According to this story in the Todd Bishop's blog on TechFlash (Seattle), Microsoft has officially stopped marketing the Kin, its brand of mobile phone launched, with much fanfare, a scant six weeks ago. The brief, publicly-released statement from Microsoft said simply:

We have made the decision to focus on our Windows Phone 7 launch and we will not ship KIN in Europe this fall as planned. Additionally, we are integrating our KIN team with the Windows Phone 7 team, incorporating valuable ideas and technologies from KIN into future Windows Phone releases. We will continue to work with Verizon in the U.S. to sell current KIN phones

The major conclusion to be drawn is that unit sales through Verizon Wireless's channel were so dismal that the phone could not serve as a showcase for Microsoft's "mobile/social" experiment. To review the chronology, Microsoft held a major press event to introduce the world to the Kin, and play up its ability to support search, communications and photo sharing among a social graph that mainly included attractive 18-30 somethings. It was a radical enough effort to differentiate that I sensed a lot of fundamental market research went into quantifying the propensity of that particular demographic to (1) buy a special purpose mobile device and (2) carry out all the hip, participatory activities that are depicted in the Kin's introductory video.

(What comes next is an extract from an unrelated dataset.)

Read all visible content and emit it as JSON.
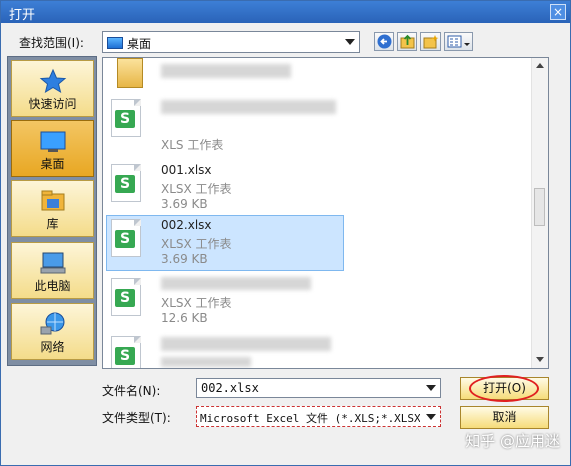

If anything, the failure of Kin and its attendant features and services, proves that you can't manufacture a social graph and you sure can't use that non-existent group to promote sufficient sales of what turned out to be a single-purpose device. Even the Danger Hiptop (aka T-Mobile Sidekick) sought to leverage the addictive nature of text messaging in a new form factor. The Kin, by contrast, seemed to limit the options of a generation of users who like to share their stuff (location, photos, check-ins) on popular services which they pick-and-choose from diverse sources through appstores or browsers.

Let's hope that the product managers for Kin learned what they needed to from the alleged 500 people who bought the device and join the Windows 7 team with the same enthusiasm they had for social/mobile activity. It is an area that is poised to heat up, but cannot be partitioned into a small, self-identifying group of people who happen to own the same device.